What could be better than tasting vegetables that you grew yourself? Most of our learners are keen to give them a try, and some even decide that they like something that they hadn’t tried before.
|
|
|
If our friends are all tasting something, we often want to try it as well! Usually, we do our tasting right there in the garden or outdoor classroom, though sometimes these vegetables are taken back to class and used in baking.
This year, the Gardening Club ASA (Grades 3 and 4) planted some seeds for an Autumn crop. ECF, Grade 1 and 2 learners helped by preparing the soil and flattening it with the rakes. During our sessions, we also learn how to use outdoor tools safely and in the correct way. We were lucky to have horse manure donated from an ISP family last spring, and children helped to integrate this into the soil (after they got over their initial hesitation of working with horse poop!).
As much as possible, we try to be sustainable by using the water from the water barrel as we learn about the water cycle and how much more beneficial it is for our plants to have this water with natural nutrients than water treated with chemicals.
|
|
|
Our learners LOVE weeding and pulling plants out of the ground. Although weeds can be a pest when they arrive between our planned seeds (we often refer to them as uninvited guests to a party!), we also learn that many weeds are helpful to the garden. After all, they are plants too. They provide food for different insects and birds, and many of them are extremely useful for making medicine and even for eating.
The Gardening Club has gathered some nettles and is drying them to make tea. Through their Plant of the Week programme, they learned that dock and plantain leaves can help to soothe a nettle sting, and we had to put this into practice several times while cleaning the garden beds!
An important part of our gardening experience is noticing the incredible range of creatures that hide in our garden. We appreciate that they have chosen to be in our garden, and we show them respect. We learn about pollinators and how important they are to the world, and by exploring plants and insects/arachnids in the garden, we learn a lot about interdependence in the world.
|
|
As you can see, gardening at ISP Elementary involves quite a lot of work—but the constant opportunities for learning, along with the excitement, wonder, and awe we all experience, make every bit of time and effort worthwhile.

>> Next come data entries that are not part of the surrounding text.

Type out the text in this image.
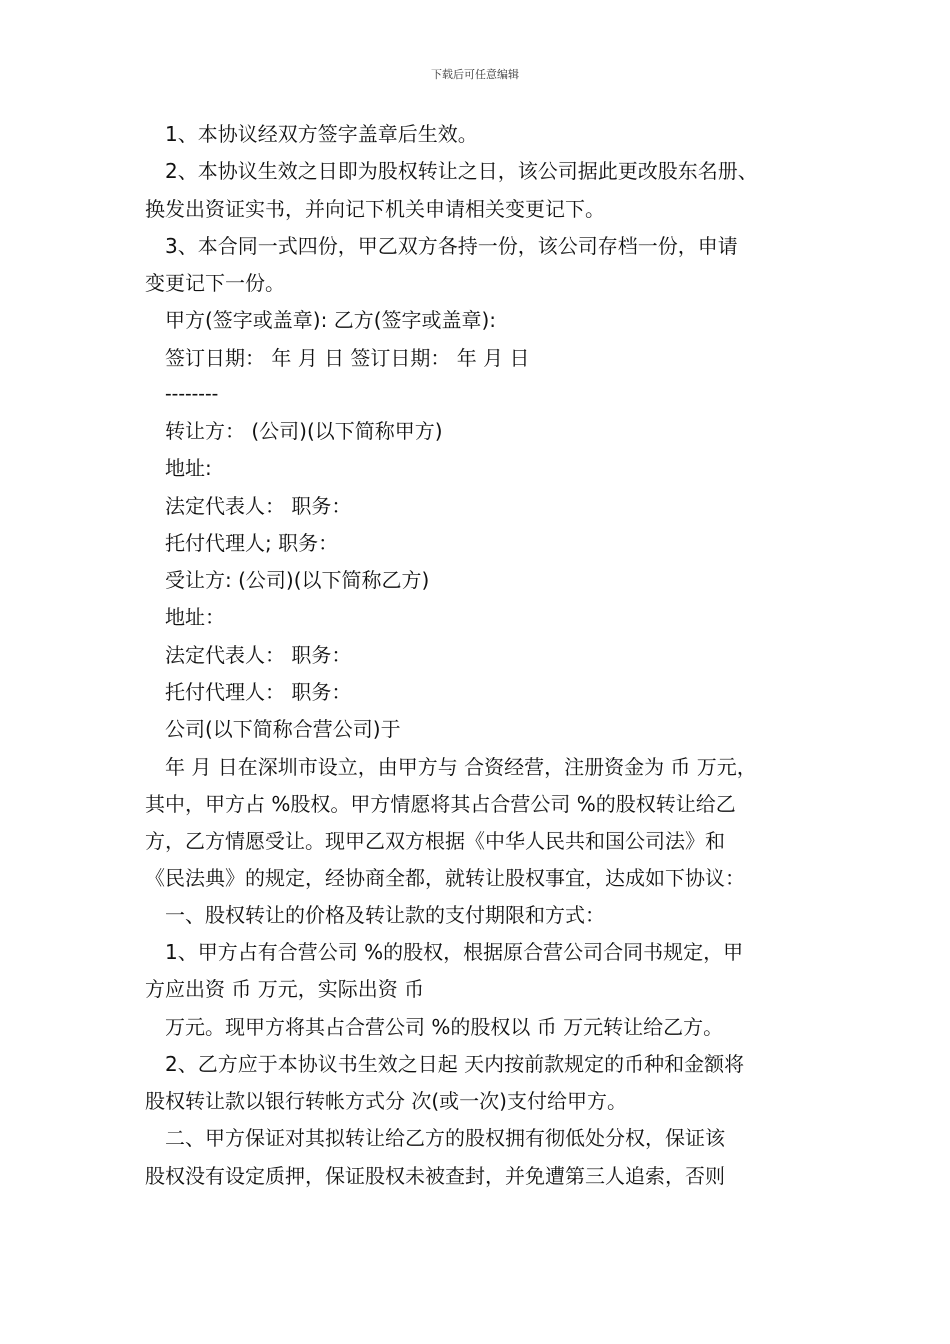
下载后可任意编辑
1、本协议经双方签字盖章后生效。
2、本协议生效之日即为股权转让之日，该公司据此更改股东名册、
换发出资证实书，并向记下机关申请相关变更记下。
3、本合同一式四份，甲乙双方各持一份，该公司存档一份，申请
变更记下一份。
甲方(签字或盖章): 乙方(签字或盖章):
签订日期： 年 月 日 签订日期： 年 月 日
--------
转让方： (公司)(以下简称甲方)
地址:
法定代表人： 职务：
托付代理人; 职务：
受让方: (公司)(以下简称乙方)
地址：
法定代表人： 职务：
托付代理人： 职务：
公司(以下简称合营公司)于
年 月 日在深圳市设立，由甲方与 合资经营，注册资金为 币 万元，
其中，甲方占 %股权。甲方情愿将其占合营公司 %的股权转让给乙
方，乙方情愿受让。现甲乙双方根据《中华人民共和国公司法》和
《民法典》的规定，经协商全都，就转让股权事宜，达成如下协议：
一、股权转让的价格及转让款的支付期限和方式：
1、甲方占有合营公司 %的股权，根据原合营公司合同书规定，甲
方应出资 币 万元，实际出资 币
万元。现甲方将其占合营公司 %的股权以 币 万元转让给乙方。
2、乙方应于本协议书生效之日起 天内按前款规定的币种和金额将
股权转让款以银行转帐方式分 次(或一次)支付给甲方。
二、甲方保证对其拟转让给乙方的股权拥有彻低处分权，保证该
股权没有设定质押，保证股权未被查封，并免遭第三人追索，否则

In 2024/25, we hope to enhance Outdoor Learning with several robust microscopes, some hydroponic equipment, weather station materials and other outdoor learning/environmental science resources, as well as enhancing experiential learning outdoors for all children, also have strong connections with the work we are doing with STEM throughout the school.
Gardening with Young Learners
Here are some of the benefits of gardening with children:
- There are opportunities to develop both fine and gross motor skills.
- Children learn how to use a variety of tools safely.
- It provides direct connections with nature and hopefully a love and respect for living things.
- Children are outside in the fresh air doing physical activity.
- It encourages an awareness of sustainability and healthy eating.
- It provides opportunities for sensory development - using all 5 senses.
- It creates a sense of community and collaboration.
- It provides therapeutic benefits as it is calming and stress relieving for many children.
- There are many opportunities for STEM skills and understandings such as life cycles, soil and growth.
- It links to other areas of the curriculum, such as maths, literacy, social studies and science.
- It encourages self-confidence, responsibility, and patience.
- It can improve close observation skills and focus.